The judge specifically compared laws discriminating against transgender individuals to past laws that discriminated on the basis of race. “Some transgender opponents invoke religion to support their position, just as some once invoked religion to support their racism or misogyny,” he wrote.
Hinkle also questioned the motives of the legislators involved in passing the law.
“The defendants have explicitly admitted that prohibiting or impeding individuals from pursuing their transgender identities is not a legitimate state interest,” he wrote. “But the record shows beyond any doubt that a significant number of legislators and others involved in the adoption of the statute and rules at issue pursued this admittedly illegitimate interest.”
Hinkle finally concluded that “Florida has adopted a statute and rules that ban gender-affirming care for minors even when medically appropriate. The ban is unconstitutional.” Some but not all of the state’s restrictions on accessing and providing gender-affirming care were found to be unconstitutional, as well.
The office of Gov. Ron DeSantis, R-Florida, released a statement responding to Hinkle’s decision arguing that “the people of Florida acted to protect children in this state, and the Court was wrong to override their wishes.”
Civil rights organizations and the plaintiffs, however, were quick to claim Judge Hinkle’s ruling as a major victory for the transgender community and for medical freedom.
Equality Florida, an LGBTQ advocacy organization, called it “another powerful blow to DeSantis’ agenda of censorship, surveillance, and government intrusion into our personal healthcare decisions.”
One of the anonymous plaintiffs said that “this ruling lifts a huge weight and worry from me and my family knowing I can keep getting [my son] the care he needs and he can keep being the big-hearted, smiling kid he is now.”
Lucien Hamel, a transgender man and another plaintiff, said “the state has no place interfering in people’s private medical decisions, and I’m relieved that I can once again get the healthcare that I need here in Florida.”
Beyond its immediate benefits for transgender Floridians, Tuesday’s ruling may also have ramifications for Alabama’s ban on gender-affirming care, which is currently facing an ongoing legal challenge. In his ruling, Hinkle described the Alabama ban as “not meaningfully distinguishable from Florida’s.”
While a federal judge initially issued an injunction against the Alabama law, the 11th Circuit Court of Appeals allowed the law to go back into effect. As APR has reported, the state is currently seeking a summary judgment on that case.

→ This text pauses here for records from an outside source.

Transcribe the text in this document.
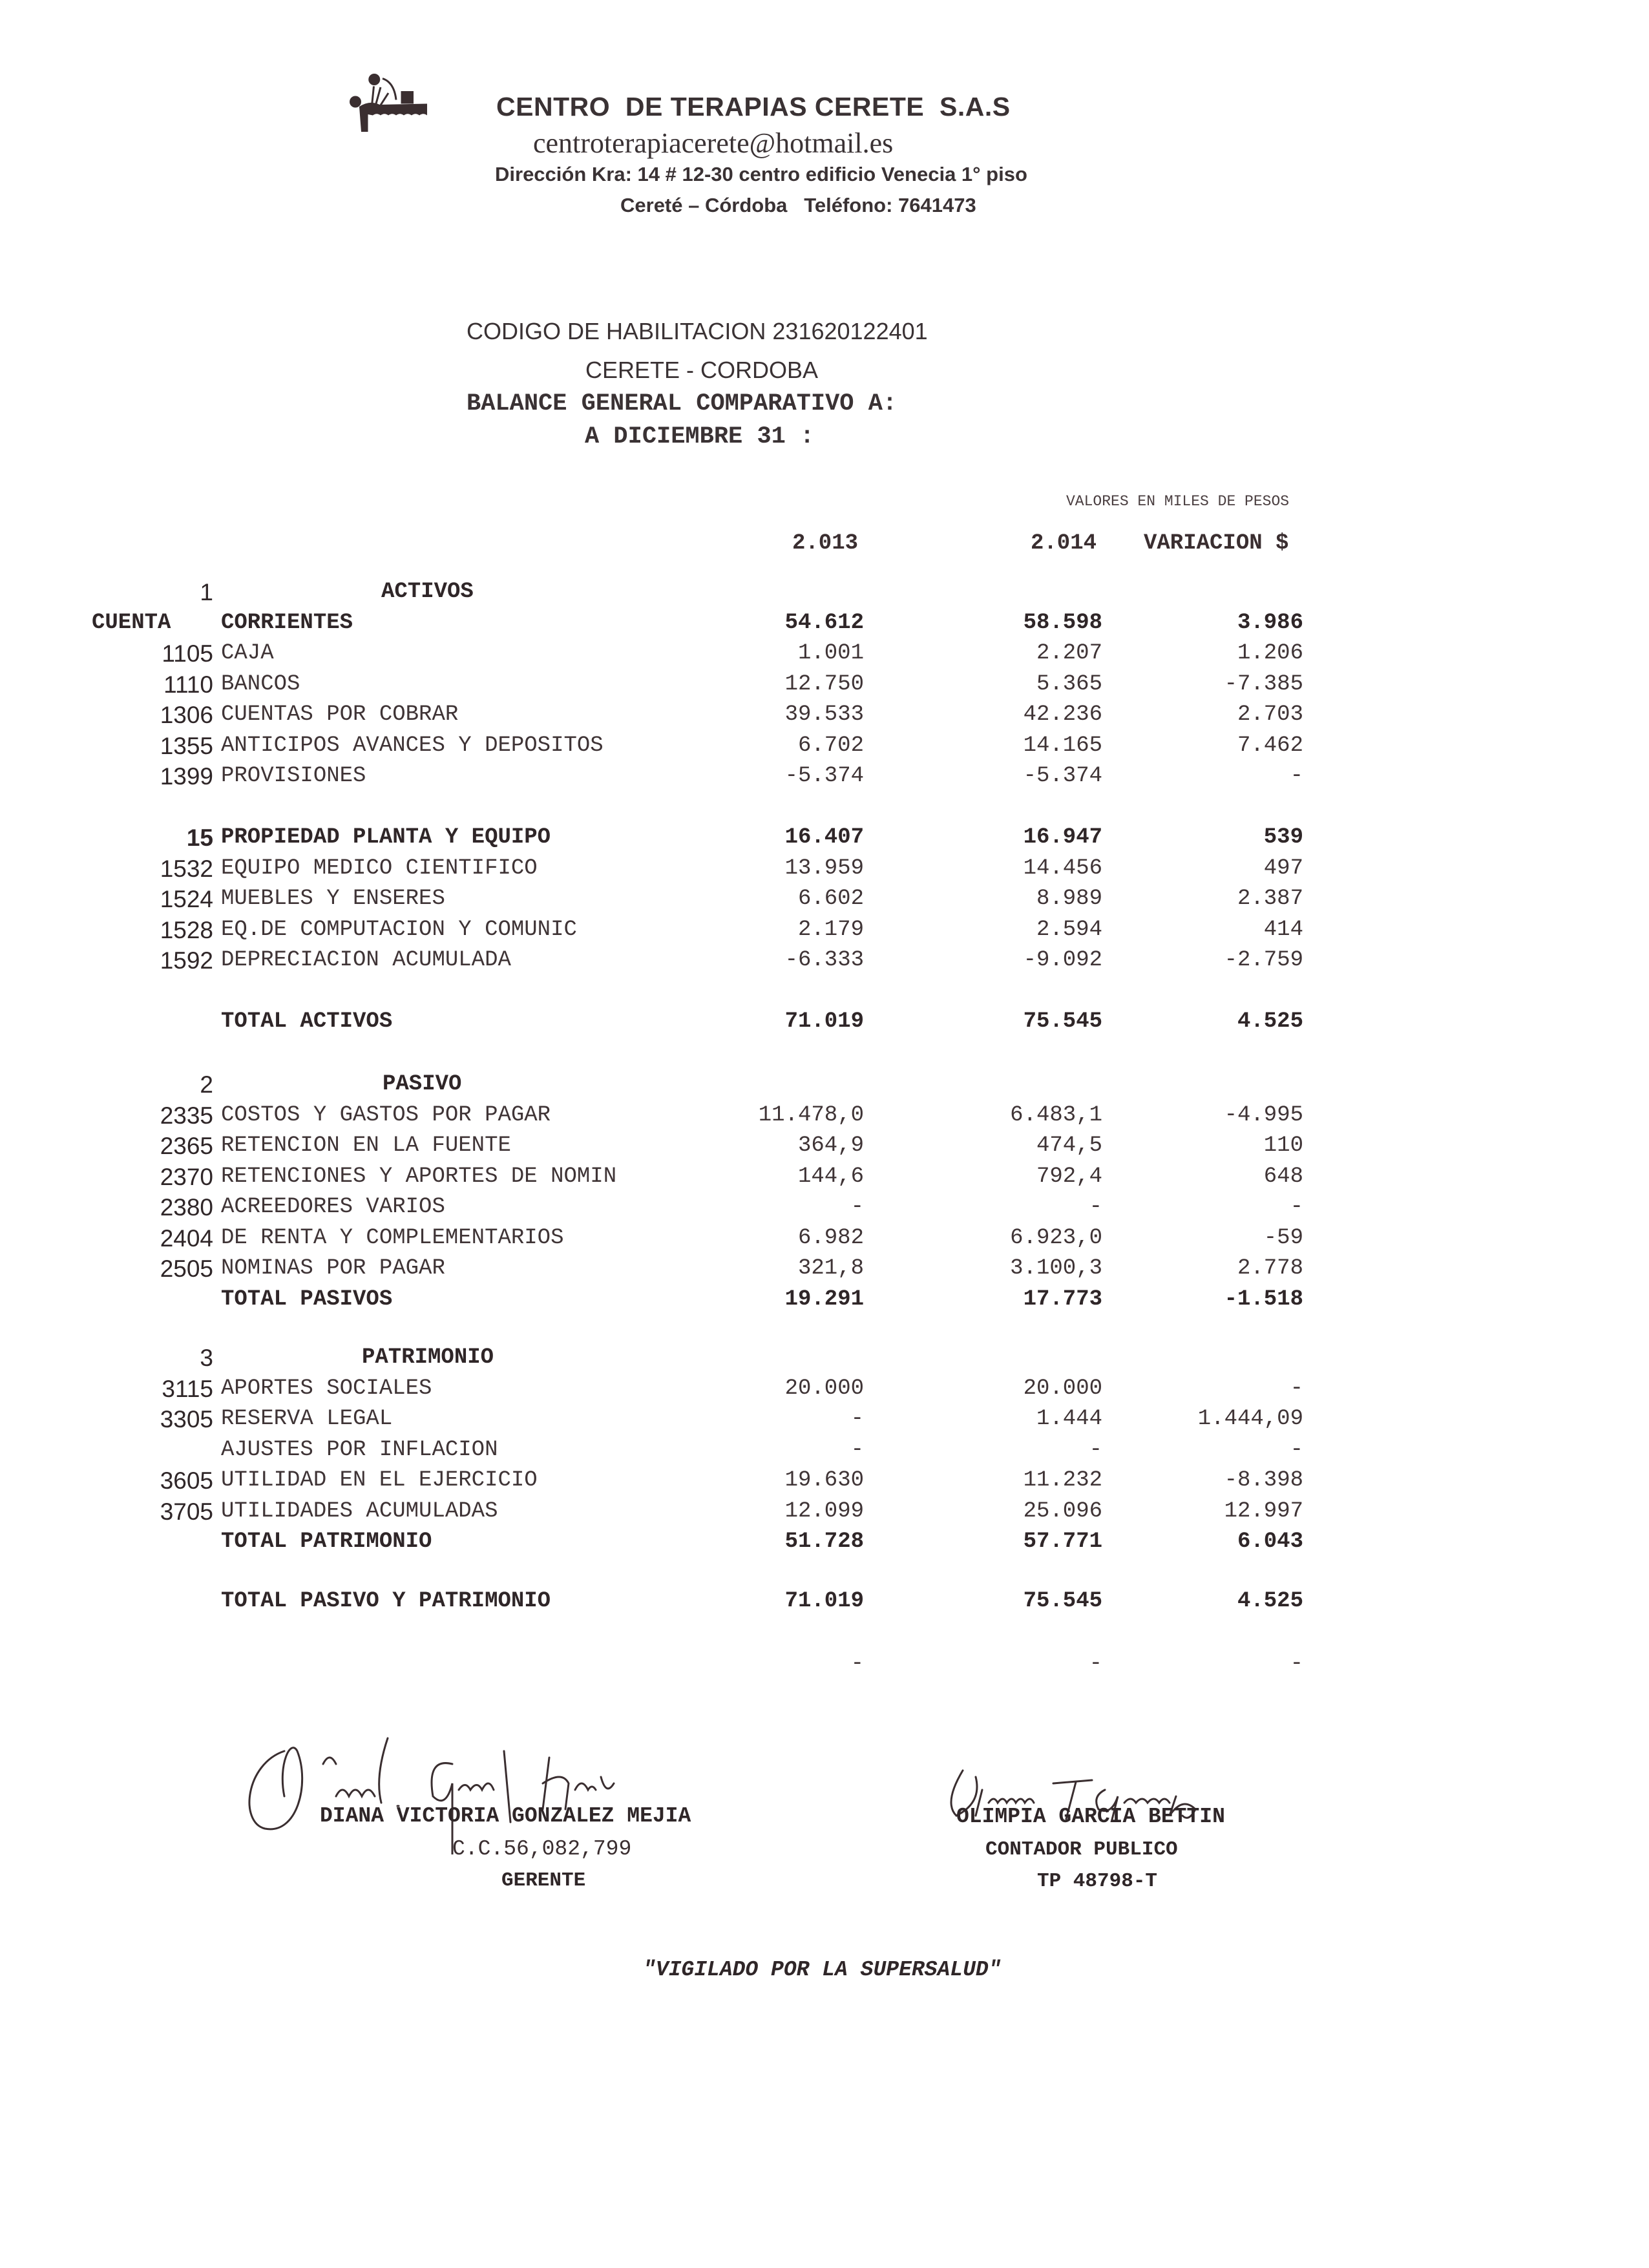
CENTRO  DE TERAPIAS CERETE  S.A.S
centroterapiacerete@hotmail.es
Dirección Kra: 14 # 12-30 centro edificio Venecia 1° piso
Cereté – Córdoba   Teléfono: 7641473
CODIGO DE HABILITACION 231620122401
CERETE - CORDOBA
BALANCE GENERAL COMPARATIVO A:
A DICIEMBRE 31 :
VALORES EN MILES DE PESOS
2.013	2.014 VARIACION $
1	ACTIVOS
CUENTA CORRIENTES	54.612	58.598	3.986
1105 CAJA	1.001	2.207	1.206
1110 BANCOS	12.750	5.365	-7.385
1306 CUENTAS POR COBRAR	39.533	42.236	2.703
1355 ANTICIPOS AVANCES Y DEPOSITOS	6.702	14.165	7.462
1399 PROVISIONES	-5.374	-5.374	-
15 PROPIEDAD PLANTA Y EQUIPO	16.407	16.947	539
1532 EQUIPO MEDICO CIENTIFICO	13.959	14.456	497
1524 MUEBLES Y ENSERES	6.602	8.989	2.387
1528 EQ.DE COMPUTACION Y COMUNIC	2.179	2.594	414
1592 DEPRECIACION ACUMULADA	-6.333	-9.092	-2.759
TOTAL ACTIVOS	71.019	75.545	4.525
2	PASIVO
2335 COSTOS Y GASTOS POR PAGAR	11.478,0	6.483,1	-4.995
2365 RETENCION EN LA FUENTE	364,9	474,5	110
2370 RETENCIONES Y APORTES DE NOMIN	144,6	792,4	648
2380 ACREEDORES VARIOS	-	-	-
2404 DE RENTA Y COMPLEMENTARIOS	6.982	6.923,0	-59
2505 NOMINAS POR PAGAR	321,8	3.100,3	2.778
TOTAL PASIVOS	19.291	17.773	-1.518
3	PATRIMONIO
3115 APORTES SOCIALES	20.000	20.000	-
3305 RESERVA LEGAL	-	1.444	1.444,09
AJUSTES POR INFLACION	-	-	-
3605 UTILIDAD EN EL EJERCICIO	19.630	11.232	-8.398
3705 UTILIDADES ACUMULADAS	12.099	25.096	12.997
TOTAL PATRIMONIO	51.728	57.771	6.043
TOTAL PASIVO Y PATRIMONIO	71.019	75.545	4.525
-	-	-
DIANA VICTORIA GONZALEZ MEJIA
C.C.56,082,799
GERENTE
OLIMPIA GARCIA BETTIN
CONTADOR PUBLICO
TP 48798-T
"VIGILADO POR LA SUPERSALUD"
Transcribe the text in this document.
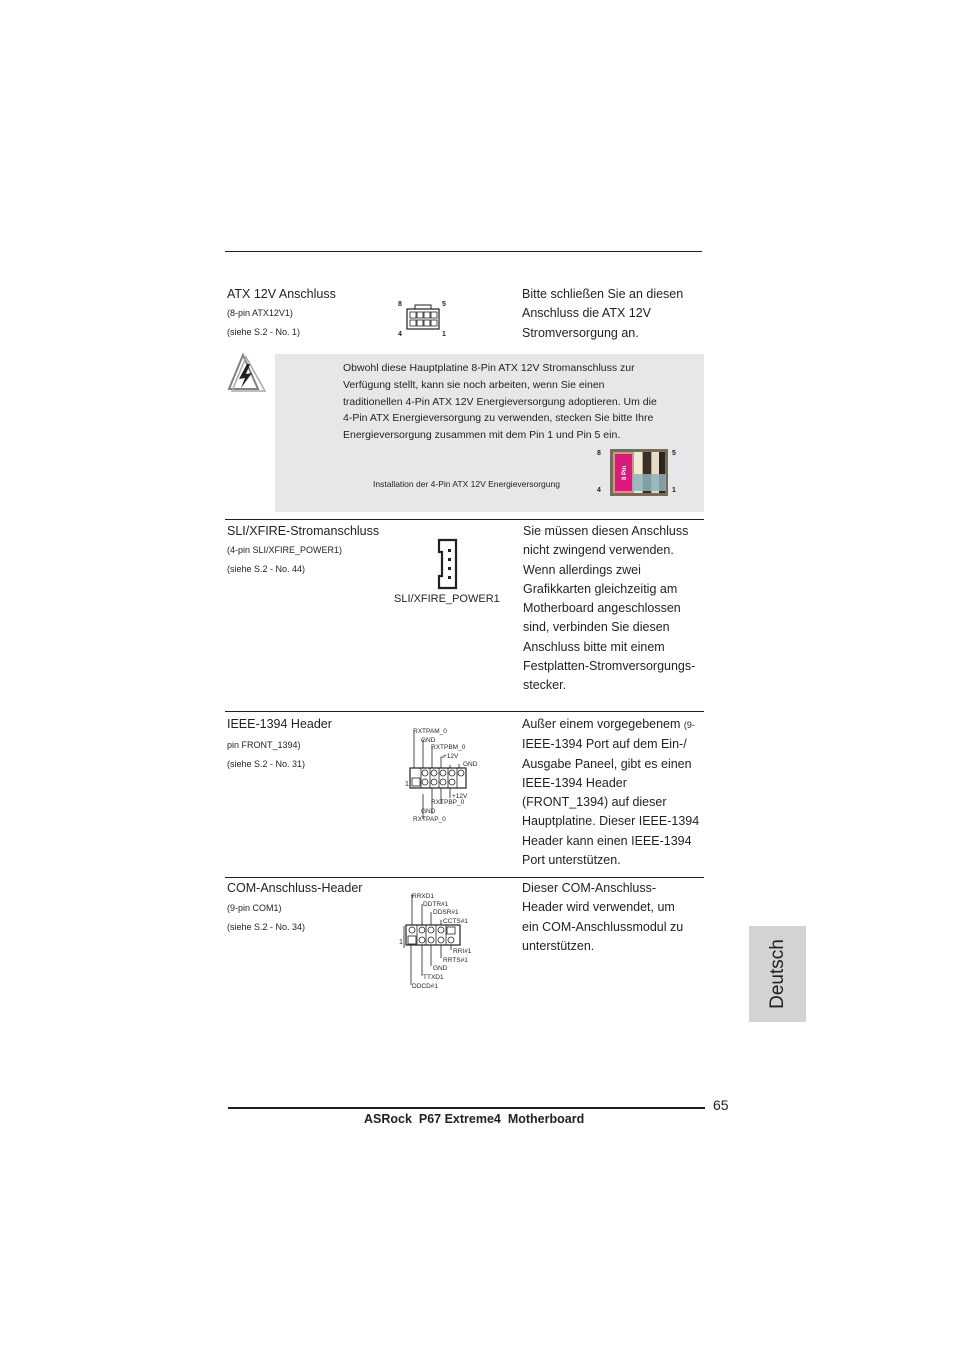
ATX 12V Anschluss
(8-pin ATX12V1)
(siehe S.2 - No. 1)
8	5
4	1
Bitte schließen Sie an diesen
Anschluss die ATX 12V
Stromversorgung an.
Obwohl diese Hauptplatine 8-Pin ATX 12V Stromanschluss zur
Verfügung stellt, kann sie noch arbeiten, wenn Sie einen
traditionellen 4-Pin ATX 12V Energieversorgung adoptieren. Um die
4-Pin ATX Energieversorgung zu verwenden, stecken Sie bitte Ihre
Energieversorgung zusammen mit dem Pin 1 und Pin 5 ein.
Installation der 4-Pin ATX 12V Energieversorgung
8	5
8 Pin
4	1
SLI/XFIRE-Stromanschluss
(4-pin SLI/XFIRE_POWER1)
(siehe S.2 - No. 44)
SLI/XFIRE_POWER1
Sie müssen diesen Anschluss
nicht zwingend verwenden.
Wenn allerdings zwei
Grafikkarten gleichzeitig am
Motherboard angeschlossen
sind, verbinden Sie diesen
Anschluss bitte mit einem
Festplatten-Stromversorgungs-
stecker.
IEEE-1394 Header
pin FRONT_1394)
(siehe S.2 - No. 31)
RXTPAM_0
GND
RXTPBM_0
+12V
GND
1
+12V
RXTPBP_0
GND
RXTPAP_0
Außer einem vorgegebenem (9-
IEEE-1394 Port auf dem Ein-/
Ausgabe Paneel, gibt es einen
IEEE-1394 Header
(FRONT_1394) auf dieser
Hauptplatine. Dieser IEEE-1394
Header kann einen IEEE-1394
Port unterstützen.
COM-Anschluss-Header
(9-pin COM1)
(siehe S.2 - No. 34)
RRXD1
DDTR#1
DDSR#1
CCTS#1
1
RRI#1
RRTS#1
GND
TTXD1
DDCD#1
Dieser COM-Anschluss-
Header wird verwendet, um
ein COM-Anschlussmodul zu
unterstützen.	Deutsch
65
ASRock  P67 Extreme4  Motherboard
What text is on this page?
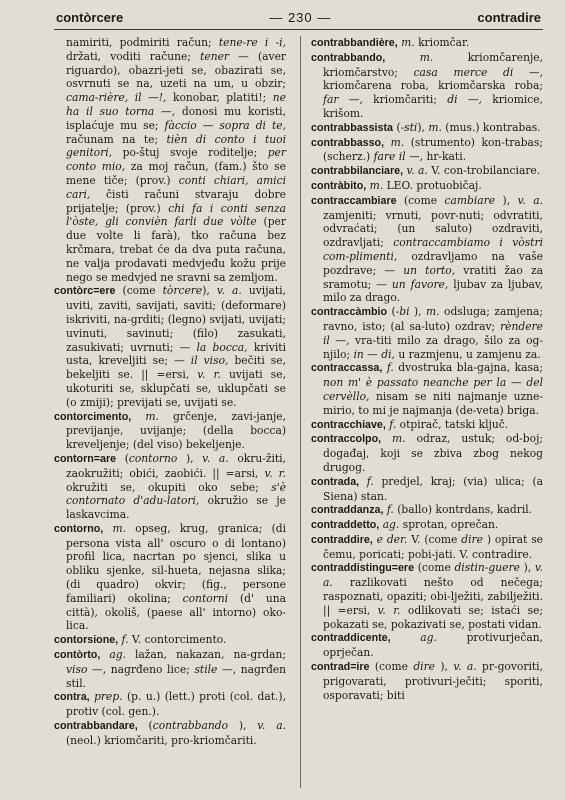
contòrcere	— 230 —	contradire

namiriti, podmiriti račun; tene-re i -i, držati, voditi račune; tener — (aver riguardo), obazri-jeti se, obazirati se, osvrnuti se na, uzeti na um, u obzir; cama-rière, il —!, konobar, platiti!; ne ha il suo torna —, donosi mu koristi, isplaćuje mu se; fàccio — sopra di te, računam na te; tièn di conto i tuoi genitori, po-štuj svoje roditelje; per conto mio, za moj račun, (fam.) što se mene tiče; (prov.) conti chiari, amici cari, čisti računi stvaraju dobre prijatelje; (prov.) chi fa i conti senza l'òste, gli convièn farli due vòlte (per due volte li farà), tko računa bez krčmara, trebat će da dva puta računa, ne valja prodavati medvjeđu kožu prije nego se medvjed ne sravni sa zemljom.

contòrc=ere (come tòrcere), v. a. uvijati, uviti, zaviti, savijati, saviti; (deformare) iskriviti, na-grditi; (legno) svijati, uvijati; uvinuti, savinuti; (filo) zasukati, zasukivati; uvrnuti; — la bocca, kriviti usta, kreveljiti se; — il viso, bečiti se, bekeljiti se. || =ersi, v. r. uvijati se, ukoturiti se, sklupčati se, uklupčati se (o zmiji); previjati se, uvijati se.

contorcimento, m. grčenje, zavi-janje, previjanje, uvijanje; (della bocca) kreveljenje; (del viso) bekeljenje.

contorn=are (contorno ), v. a. okru-žiti, zaokružiti; obići, zaobići. || =arsi, v. r. okružiti se, okupiti oko sebe; s'è contornato d'adu-latori, okružio se je laskavcima.

contorno, m. opseg, krug, granica; (di persona vista all' oscuro o di lontano) profil lica, nacrtan po sjenci, slika u obliku sjenke, sil-hueta, nejasna slika; (di quadro) okvir; (fig., persone familiari) okolina; contorni (d' una città), okoliš, (paese all' intorno) oko-lica.

contorsione, f. V. contorcimento.

contòrto, ag. lažan, nakazan, na-grdan; viso —, nagrđeno lice; stile —, nagrđen stil.

contra, prep. (p. u.) (lett.) proti (col. dat.), protiv (col. gen.).

contrabbandare, (contrabbando ), v. a. (neol.) kriomčariti, pro-kriomčariti.

contrabbandière, m. kriomčar.

contrabbando,	m. kriomčarenje, kriomčarstvo; casa merce di —, kriomčarena roba, kriomčarska roba; far —, kriomčariti; di —, kriomice, krišom.

contrabbassista (-sti), m. (mus.) kontrabas.

contrabbasso, m. (strumento) kon-trabas; (scherz.) fare il —, hr-kati.

contrabbilanciare, v. a. V. con-trobilanciare.

contràbito, m. LEO. protuobičaj.

contraccambiare (come cambiare ), v. a. zamjeniti; vrnuti, povr-nuti; odvratiti, odvraćati; (un saluto) ozdraviti, ozdravljati; contraccambiamo i vòstri com-plimenti, ozdravljamo na vaše pozdrave; — un torto, vratiti žao za sramotu; — un favore, ljubav za ljubav, milo za drago.

contraccàmbio (-bi ), m. odsluga; zamjena; ravno, isto; (al sa-luto) ozdrav; rèndere il —, vra-titi milo za drago, šilo za og-njilo; in — di, u razmjenu, u zamjenu za.

contraccassa, f. dvostruka bla-gajna, kasa; non m' è passato neanche per la — del cervèllo, nisam se niti najmanje uzne-mirio, to mi je najmanja (de-veta) briga.

contracchiave, f. otpirač, tatski ključ.

contraccolpo, m. odraz, ustuk; od-boj; događaj, koji se zbiva zbog nekog drugog.

contrada, f. predjel, kraj; (via) ulica; (a Siena) stan.

contraddanza, f. (ballo) kontrdans, kadril.

contraddetto, ag. sprotan, oprečan.

contraddire, e der. V. (come dire ) opirat se čemu, poricati; pobi-jati. V. contradire.

contraddistingu=ere (come distin-guere ), v. a. razlikovati nešto od nečega; raspoznati, opaziti; obi-lježiti, zabilježiti. || =ersi, v. r. odlikovati se; istaći se; pokazati se, pokazivati se, postati vidan.

contraddicente,	ag. protivurječan, oprječan.

contrad=ire (come dire ), v. a. pr-govoriti, prigovarati, protivuri-ječiti; sporiti, osporavati; biti
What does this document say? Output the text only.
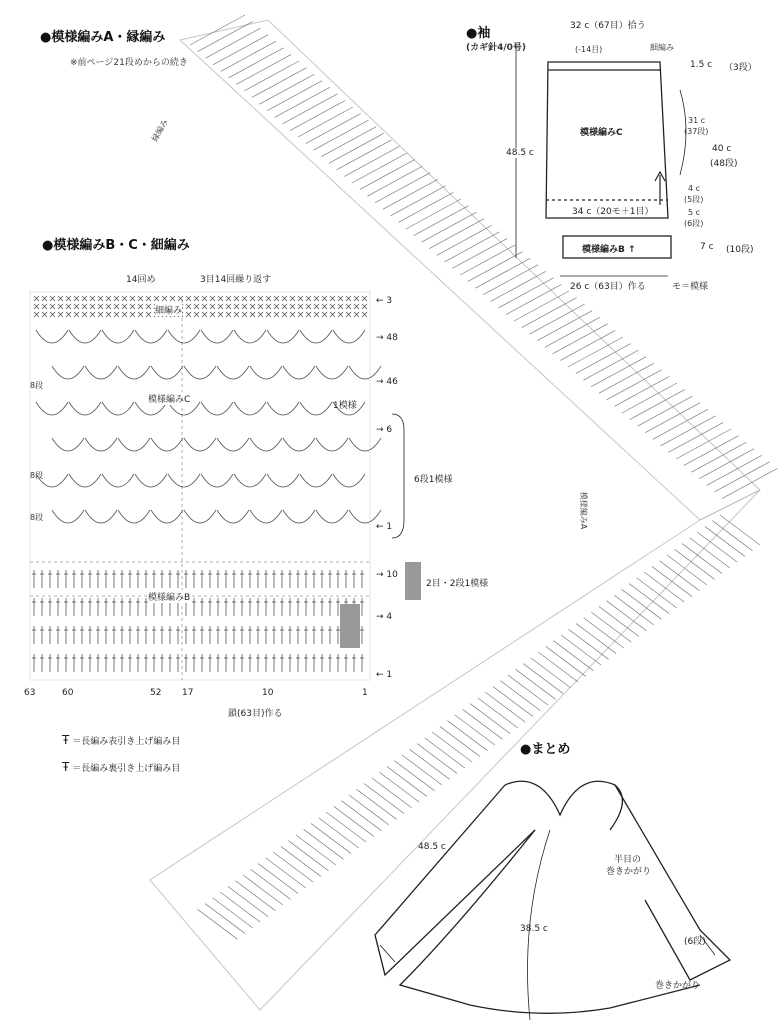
●模様編みA・縁編み
※前ページ21段めからの続き
●模様編みB・C・細編み
●袖
(カギ針4/0号)
●まとめ
縁編み
模様編みA
14回め	3目14回繰り返す
細編み
模様編みC
模様編みB
1模様
6段1模様
2目・2段1模様
← 3
→ 48
→ 46
→ 6
← 1
→ 10
→ 4
← 1
8段
8段
8段
63	60	52 17	10	1
鎖(63目)作る
Ŧ ＝長編み表引き上げ編み目
Ŧ ＝長編み裏引き上げ編み目
32 c（67目）拾う
(-14目)	細編み
模様編みC
模様編みB ↑
48.5 c
1.5 c （3段）
31 c
(37段)
40 c
(48段)
4 c
(5段)
5 c
(6段)
7 c (10段)
34 c（20モ＋1目）
26 c（63目）作る	モ＝模様
48.5 c
38.5 c
半目の
巻きかがり
(6段)
巻きかがり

Judge Hinkle differentiated his decision from the 11th Circuit Court’s ruling on the suit against the Alabama law by saying that in the Alabama case, there was “no claim in that appeal of actual bias—of antitransgender animus—as there is here.”
“To the extent the result there turned only on the facts established by that incomplete record, the decision does not control factual findings properly made on the complete record,” he wrote.
It is unclear whether Hinkle’s decision will survive the appeal that Gov. DeSantis has promised Florida’s state government will file.